Mr. Welch is also eligible to receive certain severance benefits in accordance with the Welch Executive Agreement including, but not limited to, severance payments for a period of twelve months following termination and any accrued, but unpaid salary.

   

Litigation

 

The Company is subject at times to other legal proceedings and claims, which arise in the ordinary course of its business. Although occasional adverse decisions or settlements may occur, the Company believes that the final disposition of such matters should not have a material adverse effect on its financial position, results of operations or liquidity.
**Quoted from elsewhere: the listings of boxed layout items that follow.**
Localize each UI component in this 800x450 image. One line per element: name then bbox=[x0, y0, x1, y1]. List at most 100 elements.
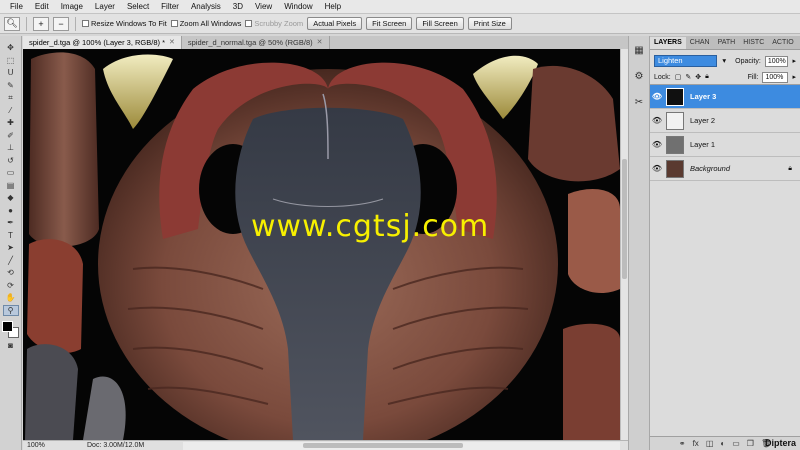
fill-input[interactable]: 100% bbox=[762, 71, 789, 83]
lasso-tool-icon[interactable]: ᑌ bbox=[3, 67, 19, 79]
horizontal-scroll-thumb[interactable] bbox=[303, 442, 463, 448]
adjustments-panel-icon[interactable]: ⚙ bbox=[631, 68, 647, 84]
document-tab-spider-d[interactable]: spider_d.tga @ 100% (Layer 3, RGB/8) * ✕ bbox=[23, 36, 182, 49]
close-icon[interactable]: ✕ bbox=[317, 36, 323, 49]
brush-tool-icon[interactable]: ✐ bbox=[3, 130, 19, 142]
eye-icon[interactable]: 👁︎ bbox=[650, 164, 664, 173]
group-icon[interactable]: ▭ bbox=[732, 439, 740, 448]
pen-tool-icon[interactable]: ✒ bbox=[3, 217, 19, 229]
close-icon[interactable]: ✕ bbox=[169, 36, 175, 49]
opacity-input[interactable]: 100% bbox=[764, 55, 789, 67]
menu-edit[interactable]: Edit bbox=[29, 0, 55, 14]
lock-position-icon[interactable]: ✥ bbox=[695, 73, 701, 81]
eyedropper-tool-icon[interactable]: ⁄ bbox=[3, 105, 19, 117]
gradient-tool-icon[interactable]: ▤ bbox=[3, 180, 19, 192]
menu-view[interactable]: View bbox=[249, 0, 278, 14]
layer-row-layer-2[interactable]: 👁︎ Layer 2 bbox=[650, 109, 800, 133]
zoom-all-windows-checkbox[interactable]: Zoom All Windows bbox=[170, 19, 241, 28]
menu-image[interactable]: Image bbox=[55, 0, 89, 14]
layer-row-layer-3[interactable]: 👁︎ Layer 3 bbox=[650, 85, 800, 109]
fill-screen-button[interactable]: Fill Screen bbox=[416, 17, 464, 30]
type-tool-icon[interactable]: T bbox=[3, 230, 19, 242]
stamp-tool-icon[interactable]: ⊥ bbox=[3, 142, 19, 154]
zoom-icon[interactable]: 🔍︎ bbox=[4, 16, 20, 31]
scrubby-zoom-checkbox[interactable]: Scrubby Zoom bbox=[245, 19, 303, 28]
chevron-right-icon[interactable]: ▸ bbox=[792, 73, 796, 81]
vertical-scrollbar[interactable] bbox=[620, 49, 628, 440]
shape-tool-icon[interactable]: ╱ bbox=[3, 255, 19, 267]
zoom-out-icon[interactable]: − bbox=[53, 16, 69, 31]
layer-thumbnail bbox=[666, 135, 684, 154]
lock-transparent-icon[interactable]: ▢ bbox=[675, 73, 682, 81]
layer-name[interactable]: Background bbox=[690, 164, 730, 173]
vertical-scroll-thumb[interactable] bbox=[622, 159, 627, 279]
3d-rotate-tool-icon[interactable]: ⟲ bbox=[3, 267, 19, 279]
chevron-right-icon[interactable]: ▸ bbox=[792, 57, 796, 65]
texture-leg-right-bottom bbox=[563, 323, 620, 440]
eye-icon[interactable]: 👁︎ bbox=[650, 92, 664, 101]
quick-select-tool-icon[interactable]: ✎ bbox=[3, 80, 19, 92]
document-size-info[interactable]: Doc: 3.00M/12.0M bbox=[53, 442, 183, 449]
marquee-tool-icon[interactable]: ⬚ bbox=[3, 55, 19, 67]
eye-icon[interactable]: 👁︎ bbox=[650, 116, 664, 125]
link-icon[interactable]: ⚭ bbox=[679, 439, 686, 448]
horizontal-scrollbar[interactable] bbox=[183, 441, 620, 450]
menu-layer[interactable]: Layer bbox=[89, 0, 121, 14]
tab-channels[interactable]: CHAN bbox=[686, 37, 714, 49]
menu-select[interactable]: Select bbox=[121, 0, 155, 14]
foreground-color-swatch[interactable] bbox=[1, 321, 13, 332]
layer-row-background[interactable]: 👁︎ Background 🔒︎ bbox=[650, 157, 800, 181]
checkbox-box[interactable] bbox=[170, 20, 178, 27]
zoom-in-icon[interactable]: + bbox=[33, 16, 49, 31]
toolbox: ✥ ⬚ ᑌ ✎ ⌗ ⁄ ✚ ✐ ⊥ ↺ ▭ ▤ ◆ ● ✒ T ➤ ╱ ⟲ ⟳ … bbox=[0, 36, 22, 450]
menu-file[interactable]: File bbox=[4, 0, 29, 14]
tab-layers[interactable]: LAYERS bbox=[650, 37, 686, 49]
healing-tool-icon[interactable]: ✚ bbox=[3, 117, 19, 129]
actual-pixels-button[interactable]: Actual Pixels bbox=[307, 17, 363, 30]
layer-name[interactable]: Layer 2 bbox=[690, 116, 715, 125]
layer-name[interactable]: Layer 1 bbox=[690, 140, 715, 149]
tab-history[interactable]: HISTC bbox=[739, 37, 768, 49]
resize-windows-checkbox[interactable]: Resize Windows To Fit bbox=[82, 19, 167, 28]
lock-all-icon[interactable]: 🔒︎ bbox=[705, 73, 709, 81]
layer-row-layer-1[interactable]: 👁︎ Layer 1 bbox=[650, 133, 800, 157]
menu-analysis[interactable]: Analysis bbox=[185, 0, 227, 14]
fx-icon[interactable]: fx bbox=[693, 439, 699, 448]
eraser-tool-icon[interactable]: ▭ bbox=[3, 167, 19, 179]
quick-mask-icon[interactable]: ◙ bbox=[3, 340, 19, 352]
fit-screen-button[interactable]: Fit Screen bbox=[366, 17, 413, 30]
document-tab-spider-d-normal[interactable]: spider_d_normal.tga @ 50% (RGB/8) ✕ bbox=[182, 36, 330, 49]
crop-tool-icon[interactable]: ⌗ bbox=[3, 92, 19, 104]
chevron-down-icon[interactable]: ▾ bbox=[722, 56, 726, 66]
blur-tool-icon[interactable]: ◆ bbox=[3, 192, 19, 204]
lock-pixels-icon[interactable]: ✎ bbox=[685, 73, 691, 81]
new-layer-icon[interactable]: ❐ bbox=[747, 439, 754, 448]
color-swatches[interactable] bbox=[1, 321, 20, 339]
3d-orbit-tool-icon[interactable]: ⟳ bbox=[3, 280, 19, 292]
print-size-button[interactable]: Print Size bbox=[467, 17, 512, 30]
histogram-panel-icon[interactable]: ▦ bbox=[631, 42, 647, 58]
blend-mode-select[interactable]: Lighten ▾ bbox=[654, 55, 726, 67]
checkbox-box[interactable] bbox=[82, 20, 89, 27]
tab-actions[interactable]: ACTIO bbox=[768, 37, 797, 49]
zoom-level-field[interactable]: 100% bbox=[23, 442, 53, 449]
move-tool-icon[interactable]: ✥ bbox=[3, 42, 19, 54]
tools-preset-panel-icon[interactable]: ✂ bbox=[631, 94, 647, 110]
tab-paths[interactable]: PATH bbox=[714, 37, 740, 49]
adjustment-icon[interactable]: ◐ bbox=[720, 439, 725, 448]
menu-filter[interactable]: Filter bbox=[155, 0, 185, 14]
layer-thumbnail bbox=[666, 87, 684, 106]
menu-3d[interactable]: 3D bbox=[227, 0, 249, 14]
history-brush-tool-icon[interactable]: ↺ bbox=[3, 155, 19, 167]
zoom-tool-icon[interactable]: ⚲ bbox=[2, 304, 19, 316]
menu-window[interactable]: Window bbox=[278, 0, 318, 14]
layer-name[interactable]: Layer 3 bbox=[690, 92, 716, 101]
eye-icon[interactable]: 👁︎ bbox=[650, 140, 664, 149]
checkbox-box[interactable] bbox=[245, 20, 253, 27]
document-canvas[interactable]: www.cgtsj.com bbox=[23, 49, 620, 440]
path-select-tool-icon[interactable]: ➤ bbox=[3, 242, 19, 254]
mask-icon[interactable]: ◫ bbox=[706, 439, 714, 448]
hand-tool-icon[interactable]: ✋ bbox=[3, 292, 19, 304]
menu-help[interactable]: Help bbox=[319, 0, 347, 14]
dodge-tool-icon[interactable]: ● bbox=[3, 205, 19, 217]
There was no other outstanding litigation as of December 31, 2018.

 

Uncertain Tax Positions

 

The Company uses a number of independent contractors in our operations in which it does not pay or withhold any federal, state or provincial employment tax. There are a number of different tests used in determining whether an individual is an employee or an independent contractor and such tests generally take into account multiple factors. There can be no assurance that legislative, judicial or regulatory (including tax) authorities will not introduce proposals or assert interpretations of existing rules and regulations that would change, or at least challenge, the classification of our independent contractors. As of December 31, 2018 and 2017, the Company has reviewed the various independent contractor relationships and has determined to not accrue any additional liabilities related to the above contingency.